Is It Easier to Divide Jerusalem or Free Terrorists?

The theoretical answer: Decisions about war, peace more important than exchange of prisoners.

What is more important for Israel's security? Bombing a nuclear reactor, or bringing home a single soldier being held prisoner? Going to war, or the future address of Palestinian prisoners released in exchange for a prisoner? Setting the borders of the state, or the imprisonment of senior terrorists?

The theoretical answer is clear: Decisions about war and peace are more important than the exchange of prisoners. But in reality the attitude is precisely the opposite. It is much easier for a prime minister to divide Jerusalem or destroy Beirut than agree to the release of 10 serious Palestinian terrorists to the West Bank in exchange for the return of Gilad Shalit from the Gaza Strip. More than for any other political or security-related decision, the discussions on prisoner exchange deals lead politicians to share their troubles with the public, as if they were elected to whine, not to lead.

Prime Minister Benjamin Netanyahu is considered a leader who has a hard time making decisions, who often includes others in the process and reads the results of public opinion polls before making up his mind. It is not surprising that he has been meeting with the forum of seven senior cabinet ministers day and night to debate the Shalit deal. But his predecessor, Ehud Olmert, who prided himself on being a fast decision maker, suffered the same sort of hesitation over Shalit. Olmert embarked on the Second Lebanon War, offered Palestinian President Mahmoud Abbas a permanent agreement and resumed talks with Syria, almost without consulting anyone. But he bequeathed to his successor the matter of bringing back Shalit.

Olmert's predecessor, Ariel Sharon, found it easier to decide in favor of prisoner exchanges. He championed the principle that an imprisoned Jew must not remain in Arab hands. But even he had to work very hard to convince his cabinet to support the January 2004 deal with Hezbollah, in which around 430 Arab prisoners and the bodies of 60 Lebanese soldiers were released in exchange for Israeli businessman Elhanan Tennenbaum and the bodies of three Israeli soldiers who had been abducted in October 2000. (The road map and the withdrawal from the Gaza Strip were approved with a larger majority.)

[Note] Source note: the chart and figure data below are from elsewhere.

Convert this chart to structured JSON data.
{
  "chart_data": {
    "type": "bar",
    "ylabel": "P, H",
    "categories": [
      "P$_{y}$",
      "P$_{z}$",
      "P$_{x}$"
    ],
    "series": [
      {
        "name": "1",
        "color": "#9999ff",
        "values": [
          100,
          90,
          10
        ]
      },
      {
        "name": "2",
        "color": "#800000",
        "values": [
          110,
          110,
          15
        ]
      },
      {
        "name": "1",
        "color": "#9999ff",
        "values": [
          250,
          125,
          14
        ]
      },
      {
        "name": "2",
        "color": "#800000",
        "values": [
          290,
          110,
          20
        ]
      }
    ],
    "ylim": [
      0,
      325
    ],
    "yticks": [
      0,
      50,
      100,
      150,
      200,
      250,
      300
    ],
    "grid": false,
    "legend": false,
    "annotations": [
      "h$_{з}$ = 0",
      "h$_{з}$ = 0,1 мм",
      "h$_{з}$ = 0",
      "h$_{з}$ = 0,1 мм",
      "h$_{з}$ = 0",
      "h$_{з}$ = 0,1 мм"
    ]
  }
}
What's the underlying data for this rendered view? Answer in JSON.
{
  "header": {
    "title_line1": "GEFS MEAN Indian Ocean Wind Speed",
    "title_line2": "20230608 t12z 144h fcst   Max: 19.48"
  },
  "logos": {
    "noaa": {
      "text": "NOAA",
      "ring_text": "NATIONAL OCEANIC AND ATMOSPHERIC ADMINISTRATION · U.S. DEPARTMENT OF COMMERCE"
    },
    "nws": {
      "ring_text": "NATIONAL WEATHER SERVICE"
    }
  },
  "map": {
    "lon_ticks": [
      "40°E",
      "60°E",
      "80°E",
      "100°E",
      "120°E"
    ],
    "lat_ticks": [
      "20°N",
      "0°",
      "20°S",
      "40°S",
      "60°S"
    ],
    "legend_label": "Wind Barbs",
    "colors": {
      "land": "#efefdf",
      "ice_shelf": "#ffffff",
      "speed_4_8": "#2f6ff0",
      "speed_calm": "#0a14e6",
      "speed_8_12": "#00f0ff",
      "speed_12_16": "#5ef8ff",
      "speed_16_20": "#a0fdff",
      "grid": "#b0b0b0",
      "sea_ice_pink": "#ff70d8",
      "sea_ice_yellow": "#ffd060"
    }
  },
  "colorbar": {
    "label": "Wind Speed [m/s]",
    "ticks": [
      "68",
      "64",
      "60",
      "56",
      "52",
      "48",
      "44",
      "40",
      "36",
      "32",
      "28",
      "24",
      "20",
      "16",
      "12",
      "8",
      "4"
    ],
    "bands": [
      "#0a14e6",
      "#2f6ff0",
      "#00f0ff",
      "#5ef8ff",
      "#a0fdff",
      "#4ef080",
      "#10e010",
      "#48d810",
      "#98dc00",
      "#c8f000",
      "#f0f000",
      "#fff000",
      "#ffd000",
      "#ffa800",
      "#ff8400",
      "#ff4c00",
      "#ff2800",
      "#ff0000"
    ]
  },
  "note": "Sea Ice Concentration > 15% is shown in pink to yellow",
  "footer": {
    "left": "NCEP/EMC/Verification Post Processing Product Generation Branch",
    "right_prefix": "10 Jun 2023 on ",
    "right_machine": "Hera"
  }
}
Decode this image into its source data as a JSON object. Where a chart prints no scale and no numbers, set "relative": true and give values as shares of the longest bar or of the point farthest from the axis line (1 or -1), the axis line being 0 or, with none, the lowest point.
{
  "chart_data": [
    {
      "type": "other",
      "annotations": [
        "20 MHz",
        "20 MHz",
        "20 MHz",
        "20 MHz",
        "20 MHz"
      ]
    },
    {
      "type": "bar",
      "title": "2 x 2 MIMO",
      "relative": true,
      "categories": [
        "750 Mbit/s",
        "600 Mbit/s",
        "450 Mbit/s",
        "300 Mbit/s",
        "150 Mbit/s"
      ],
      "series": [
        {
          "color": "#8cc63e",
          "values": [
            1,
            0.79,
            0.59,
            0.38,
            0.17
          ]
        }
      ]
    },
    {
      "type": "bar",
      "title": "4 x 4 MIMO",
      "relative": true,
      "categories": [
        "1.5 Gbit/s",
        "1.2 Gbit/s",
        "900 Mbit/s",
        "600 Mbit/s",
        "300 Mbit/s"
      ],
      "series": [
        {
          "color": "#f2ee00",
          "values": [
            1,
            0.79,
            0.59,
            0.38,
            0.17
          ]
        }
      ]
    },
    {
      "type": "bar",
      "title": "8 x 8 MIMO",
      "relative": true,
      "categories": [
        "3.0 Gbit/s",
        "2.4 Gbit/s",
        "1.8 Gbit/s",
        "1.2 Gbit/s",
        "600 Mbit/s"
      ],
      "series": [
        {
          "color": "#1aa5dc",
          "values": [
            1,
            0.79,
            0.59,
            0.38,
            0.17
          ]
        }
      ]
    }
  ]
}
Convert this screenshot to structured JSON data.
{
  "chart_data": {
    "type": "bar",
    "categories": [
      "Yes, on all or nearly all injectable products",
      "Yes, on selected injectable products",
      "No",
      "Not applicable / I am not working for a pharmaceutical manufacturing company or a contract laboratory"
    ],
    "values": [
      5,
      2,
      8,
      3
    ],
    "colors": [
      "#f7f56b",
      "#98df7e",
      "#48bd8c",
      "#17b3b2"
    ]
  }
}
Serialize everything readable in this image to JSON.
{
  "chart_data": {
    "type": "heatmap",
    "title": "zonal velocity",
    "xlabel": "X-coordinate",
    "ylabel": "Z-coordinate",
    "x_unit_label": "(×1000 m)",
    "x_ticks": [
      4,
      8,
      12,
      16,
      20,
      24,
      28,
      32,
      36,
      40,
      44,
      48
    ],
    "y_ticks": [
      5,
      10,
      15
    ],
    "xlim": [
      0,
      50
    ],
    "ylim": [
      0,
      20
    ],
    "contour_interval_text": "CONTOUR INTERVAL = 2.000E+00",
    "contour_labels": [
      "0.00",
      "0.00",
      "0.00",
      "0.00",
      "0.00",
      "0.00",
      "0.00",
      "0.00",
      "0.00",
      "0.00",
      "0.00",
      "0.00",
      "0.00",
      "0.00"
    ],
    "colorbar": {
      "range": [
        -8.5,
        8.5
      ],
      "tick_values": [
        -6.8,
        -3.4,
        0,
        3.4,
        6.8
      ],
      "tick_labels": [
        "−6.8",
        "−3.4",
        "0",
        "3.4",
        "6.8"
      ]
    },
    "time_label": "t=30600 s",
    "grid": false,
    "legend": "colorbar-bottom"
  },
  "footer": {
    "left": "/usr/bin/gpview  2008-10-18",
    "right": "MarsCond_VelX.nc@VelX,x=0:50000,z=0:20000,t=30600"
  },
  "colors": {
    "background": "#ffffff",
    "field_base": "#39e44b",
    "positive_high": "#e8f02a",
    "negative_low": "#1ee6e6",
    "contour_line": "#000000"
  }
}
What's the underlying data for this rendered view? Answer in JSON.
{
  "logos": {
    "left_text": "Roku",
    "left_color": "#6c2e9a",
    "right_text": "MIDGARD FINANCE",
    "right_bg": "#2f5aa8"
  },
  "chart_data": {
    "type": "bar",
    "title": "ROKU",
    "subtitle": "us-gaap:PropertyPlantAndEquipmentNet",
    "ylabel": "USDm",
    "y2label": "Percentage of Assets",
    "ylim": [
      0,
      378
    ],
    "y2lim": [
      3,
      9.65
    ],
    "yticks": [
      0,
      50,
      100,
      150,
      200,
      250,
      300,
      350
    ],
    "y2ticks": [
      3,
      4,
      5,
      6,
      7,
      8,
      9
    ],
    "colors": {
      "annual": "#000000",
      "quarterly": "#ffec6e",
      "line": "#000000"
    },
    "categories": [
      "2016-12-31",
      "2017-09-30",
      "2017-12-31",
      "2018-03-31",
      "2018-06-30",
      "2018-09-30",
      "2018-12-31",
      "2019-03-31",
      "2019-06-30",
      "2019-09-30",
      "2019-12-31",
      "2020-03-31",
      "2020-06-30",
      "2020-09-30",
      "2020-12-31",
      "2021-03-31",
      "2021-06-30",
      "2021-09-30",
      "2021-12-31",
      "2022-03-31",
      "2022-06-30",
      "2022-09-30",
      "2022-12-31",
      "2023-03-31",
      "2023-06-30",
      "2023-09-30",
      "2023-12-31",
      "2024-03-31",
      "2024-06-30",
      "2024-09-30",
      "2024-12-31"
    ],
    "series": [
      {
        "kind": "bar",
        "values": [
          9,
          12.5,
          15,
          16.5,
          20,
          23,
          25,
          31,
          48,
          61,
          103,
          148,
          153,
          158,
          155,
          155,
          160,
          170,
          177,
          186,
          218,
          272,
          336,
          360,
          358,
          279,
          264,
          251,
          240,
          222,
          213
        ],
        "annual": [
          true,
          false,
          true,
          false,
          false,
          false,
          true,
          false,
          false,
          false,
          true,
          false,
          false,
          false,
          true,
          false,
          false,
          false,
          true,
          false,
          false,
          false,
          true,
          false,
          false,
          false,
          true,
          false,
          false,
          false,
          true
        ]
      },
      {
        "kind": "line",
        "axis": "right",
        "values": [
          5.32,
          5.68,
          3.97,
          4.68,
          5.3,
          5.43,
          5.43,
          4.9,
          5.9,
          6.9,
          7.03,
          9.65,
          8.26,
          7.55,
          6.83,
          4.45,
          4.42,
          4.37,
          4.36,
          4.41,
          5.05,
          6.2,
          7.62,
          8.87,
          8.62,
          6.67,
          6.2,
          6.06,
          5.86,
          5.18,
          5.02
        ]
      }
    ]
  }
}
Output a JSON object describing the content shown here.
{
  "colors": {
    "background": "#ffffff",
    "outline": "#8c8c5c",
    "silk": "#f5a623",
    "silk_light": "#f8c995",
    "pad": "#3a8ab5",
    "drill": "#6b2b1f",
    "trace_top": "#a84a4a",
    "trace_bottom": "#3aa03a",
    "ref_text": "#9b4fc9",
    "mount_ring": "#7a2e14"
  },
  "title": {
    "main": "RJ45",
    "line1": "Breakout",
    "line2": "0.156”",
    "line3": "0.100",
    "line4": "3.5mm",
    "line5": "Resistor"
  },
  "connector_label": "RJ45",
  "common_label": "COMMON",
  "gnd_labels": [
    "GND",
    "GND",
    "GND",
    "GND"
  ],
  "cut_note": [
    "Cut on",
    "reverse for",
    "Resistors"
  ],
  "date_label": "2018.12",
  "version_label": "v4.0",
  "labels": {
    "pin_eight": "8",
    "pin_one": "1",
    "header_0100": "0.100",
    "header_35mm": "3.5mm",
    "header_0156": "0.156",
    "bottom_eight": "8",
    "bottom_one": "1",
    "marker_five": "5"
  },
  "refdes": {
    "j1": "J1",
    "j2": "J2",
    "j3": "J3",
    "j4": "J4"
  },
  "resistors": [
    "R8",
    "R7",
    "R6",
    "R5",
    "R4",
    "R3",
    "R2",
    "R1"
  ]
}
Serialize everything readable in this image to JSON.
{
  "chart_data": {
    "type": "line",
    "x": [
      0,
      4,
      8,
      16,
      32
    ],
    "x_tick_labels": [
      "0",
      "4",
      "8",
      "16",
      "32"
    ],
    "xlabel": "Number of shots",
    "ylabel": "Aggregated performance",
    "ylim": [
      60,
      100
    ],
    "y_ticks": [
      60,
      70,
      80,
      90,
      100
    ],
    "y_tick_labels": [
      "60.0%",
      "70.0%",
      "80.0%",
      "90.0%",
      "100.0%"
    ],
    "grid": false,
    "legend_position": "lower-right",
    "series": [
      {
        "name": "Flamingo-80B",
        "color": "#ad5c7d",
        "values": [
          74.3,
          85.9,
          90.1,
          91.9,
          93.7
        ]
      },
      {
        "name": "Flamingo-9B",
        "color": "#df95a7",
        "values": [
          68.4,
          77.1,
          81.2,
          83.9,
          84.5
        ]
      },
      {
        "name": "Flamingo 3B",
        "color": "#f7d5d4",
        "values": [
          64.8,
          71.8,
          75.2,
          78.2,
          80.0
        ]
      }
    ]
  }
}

Like his successor, Sharon wrapped his decisions in sentimental schmaltz: "Few are the times when a government deals with such ethical and moral dilemmas." Six years later, Tennenbaum is forgotten and no one cares about the hundreds of Palestinians and Lebanese released in the deal. The names change but the dilemmas remain the same.

The politicians are hard-pressed to commit themselves on the Shalit deal because it has a face - both our prisoner and their prisoners. The minute the debate moves from the general to the personal, it turns into an emotional issue. Everyone can put themselves, or their child, in Shalit's place and imagine his terrible suffering, just as it is much easier to raise money for a specific child who needs a bone marrow transplant than for 1,000 anonymous recipients.

Vague language makes discussions on security easier. Terms such as "restoring deterrence" or "striking at terrorist infrastructure" insulate the cabinet conference room from the human suffering that their decisions cause. The ministers who one year ago authorized Operation Cast Lead in order to "restore life in the south to normalcy" would certainly have considered their decision more thoroughly had they seen pictures of the three daughters of Dr. Ezzeldeen Abu al-Aish, the Gazan physician, in the knowledge that their decision would endanger their lives.

Golda Meir, too, would probably have reconsidered her refusal to hold peace talks with Egypt prior to the Yom Kippur War had she been asked, "What would you do to prevent a war in which thousands of soldiers will die?" or been shown high-school graduation photographs with black frames around the former students who would never return. But the discussion in Golda's kitchen was in abstract, almost semaphoric language and focused on how to deceive the cabinet, the public and the Americans and to camouflage the real decision.

The same thing is happening with the Shalit deal. The negotiations moved quickly so long as they were about numbers, and stalled when they moved on to names. The politicians yearn to establish principles for such exchange deals in order to free themselves from personal dilemmas and move the discussion back from names and faces to more abstract terms. This will not do them any good: Even after the current deal is completed and Gilad Shalit is back home this debate will repeat itself if another Israeli is taken prisoner. Then too, public opinion and the prime minister will be occupied much more with his return than with the fundamental strategic issues.